Au moment où la porte du garage privé se baisse derrière nous, toutes les clameurs sont étouffées et tout de suite, c'est beaucoup plus calme. Aucun fan n'a ne serait-ce qu'essayé de suivre le van, tout va pour le mieux - du moins pour l'instant.

Quand le conducteur vient nous ouvrir les portes en effet, je sens bien qu'une vague de stress déferle brusquement sur moi : cette fois, je n'ai pas le droit à l'erreur, d'autant plus que cette fois-ci, je serai en direct et à la radio, ça sera très différent de ce dont j'ai l'habitude.

« Dis Suga, commencé-je timidement alors que nous attendons que tous les autres sortent à leur tour du van, est-ce que quand je parle, j'ai l'air bête avec mon accent ? »

Ma question semble l'étonner et il réfléchit quelques instants avant de me donner sa réponse :

« En toute honnêteté, il s'entend beaucoup moins qu'au début, ça se sent que tu le parles tous les jours. Ce n'est pas ridicule, ça ne l'a jamais été puisque tu parles plutôt bien la langue, au contraire ça te rend attachante je trouve, ça montre que tu essaies vraiment de parler avec nous, que tu fais vraiment des efforts pour t'intégrer. Cet accent, il montre que même si tu n'es pas d'ici, tes fans Coréens peuvent vraiment t'adorer parce que tu fais énormément pour eux, aussi bien pour écrire dans leur langue que pour chanter voir rapper dans leur langue. C'est franchement respectable.

- Donc je n'ai pas l'air con, en conclus-je avec un sourire.

- Mais bien sûr que non, sourit RM qui rentre dans la conversation tandis que nous nous éloignons du van pour entrer dans le bâtiment, Yoongi a raison, c'est ce qui fait ton charme, et puis je suis sûr que tes fan adoreront t'entendre parler à la radio.

- Je pense que c'est surtout vous qu'ils veulent entendre.

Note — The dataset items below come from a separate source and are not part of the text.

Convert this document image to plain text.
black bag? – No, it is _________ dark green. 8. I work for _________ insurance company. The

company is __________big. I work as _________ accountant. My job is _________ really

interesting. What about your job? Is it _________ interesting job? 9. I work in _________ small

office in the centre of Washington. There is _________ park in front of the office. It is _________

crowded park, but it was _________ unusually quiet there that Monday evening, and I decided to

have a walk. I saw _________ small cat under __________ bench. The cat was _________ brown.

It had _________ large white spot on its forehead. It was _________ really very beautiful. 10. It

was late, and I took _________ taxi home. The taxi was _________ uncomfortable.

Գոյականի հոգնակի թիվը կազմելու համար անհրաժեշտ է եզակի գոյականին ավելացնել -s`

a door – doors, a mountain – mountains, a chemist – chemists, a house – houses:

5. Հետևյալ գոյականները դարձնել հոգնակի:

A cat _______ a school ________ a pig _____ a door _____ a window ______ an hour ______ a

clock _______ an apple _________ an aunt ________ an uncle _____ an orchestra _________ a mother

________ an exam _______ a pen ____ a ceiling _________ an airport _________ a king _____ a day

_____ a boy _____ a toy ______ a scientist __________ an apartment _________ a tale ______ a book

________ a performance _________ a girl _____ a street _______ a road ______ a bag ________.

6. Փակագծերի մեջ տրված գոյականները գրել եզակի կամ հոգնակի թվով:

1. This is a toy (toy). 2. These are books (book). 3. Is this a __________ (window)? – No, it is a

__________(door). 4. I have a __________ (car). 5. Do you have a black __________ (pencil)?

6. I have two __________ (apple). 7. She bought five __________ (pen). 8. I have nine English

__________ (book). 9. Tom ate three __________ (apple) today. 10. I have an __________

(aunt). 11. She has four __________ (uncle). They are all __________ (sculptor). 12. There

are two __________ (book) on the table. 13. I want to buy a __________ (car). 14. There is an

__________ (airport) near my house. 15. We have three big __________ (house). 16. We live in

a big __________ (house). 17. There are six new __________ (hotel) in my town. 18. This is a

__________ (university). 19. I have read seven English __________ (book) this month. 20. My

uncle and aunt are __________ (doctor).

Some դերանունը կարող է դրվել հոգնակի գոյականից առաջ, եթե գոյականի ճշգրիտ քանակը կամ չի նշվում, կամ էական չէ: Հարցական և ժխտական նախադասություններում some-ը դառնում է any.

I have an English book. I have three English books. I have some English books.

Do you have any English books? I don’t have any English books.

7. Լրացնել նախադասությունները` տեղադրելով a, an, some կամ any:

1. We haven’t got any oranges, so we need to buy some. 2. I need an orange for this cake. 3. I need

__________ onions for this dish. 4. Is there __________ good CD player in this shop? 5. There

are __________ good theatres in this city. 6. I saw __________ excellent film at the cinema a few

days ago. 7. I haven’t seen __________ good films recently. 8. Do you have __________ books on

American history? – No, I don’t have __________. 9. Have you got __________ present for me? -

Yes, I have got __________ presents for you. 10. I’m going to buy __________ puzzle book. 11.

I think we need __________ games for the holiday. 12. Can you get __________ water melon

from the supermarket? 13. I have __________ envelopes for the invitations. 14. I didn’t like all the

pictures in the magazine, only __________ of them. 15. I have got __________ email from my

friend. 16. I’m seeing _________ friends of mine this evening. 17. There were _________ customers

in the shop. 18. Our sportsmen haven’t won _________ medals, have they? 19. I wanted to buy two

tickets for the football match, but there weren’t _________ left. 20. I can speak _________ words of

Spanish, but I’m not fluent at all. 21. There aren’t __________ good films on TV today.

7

- Si on nous a demandé à ce que tu viennes, c'est pas pour faire joli : nous on est déjà passés à la radio, toi ça sera la première fois. Je pense vraiment que les questions qu'ils vont poser soit te seront adressées soit nous seront adressées mais seront à ton sujet. C'est l'une des plus grosses radios de musique du pays, ce n'est pas pour rien que le manager a accepté que tu viennes, alors crois bien que pour ta première apparition dans les médias coréens, c'est sur toi que toute l'attention va être tournée.

- Ouf, ironisé-je, et moi qui stressais, quelle idée...

- Ne t'inquiète pas, on sera là, ajoute J-Hope, si tu stresses regarde-nous et ça passera.

- Et s'il y a une question à laquelle tu ne veux pas répondre pour une raison ou pour une autre, me dit Jin d'un air amusé, n'hésite pas à le dire, on sera là pour faire diversion.

- On ne les laissera pas te poser des questions susceptibles de te déranger, m'assure Jimin d'un ton sérieux, c'est une interview, pas un interrogatoire, je te promets qu'ils n'iront pas trop loin. »

C'est vrai, j'ai mes sept héros pour me protéger, il ne peut rien arriver de mal s'ils sont là, j'en suis convaincue... du moins je vais essayer de m'en convaincre. Alors que nous entrons dans l'immeuble et prenons l'ascenseur qui nous mènera au deuxième étage, je commence à flipper sérieusement. Par chance, comme tous les ascenseurs sont toujours trop petits pour nous, je me retrouve serrée contre Jimin qui m'étreint, posant sa tête sur mon épaule. Pas un mot ni même un regard n'est échangé, de toute façon ça ne servirait à rien : à travers ce geste, il me dit déjà tout ce que j'ai besoin d'entendre. Il me dit qu'il est là, derrière moi, qu'il me soutient, qu'il me protège, et que tout va bien se passer. Du moins c'est ce que son geste me fait comprendre, et je n'en demande pas plus.

Les portes s'ouvrent, Jimin se détache de moi et nous sortons tous pour découvrir un large couloir qui a des allures de fourmilière : au contraire de l'étage des salles de danse de l'immeuble de la BigHit, ici il y a du monde qui circule, c'est impressionnant. Tout semble parfaitement minuté, et les nombreuses personnes que je croise ici semblent toutes pressées et stressées, un peu comme le staff à l'approche d'un concert des garçons...

Je lâche sans m'en rendre un compte un soupir, et V se tourne rapidement vers moi en m'adressant un sourire réconfortant. Comment ne pas positiver après l'avoir vu sourire, sérieusement ?

Une assistante qui nous a récupérés à la sortie de l'ascenseur nous dirige vers une salle où se trouvent quelques maquilleurs et coiffeurs, historie qu'on n'ait pas l'air de sortir d'un film d'horreur.

« L'interview va durer combien de temps ? demandé-je en plaçant correctement ma lentille.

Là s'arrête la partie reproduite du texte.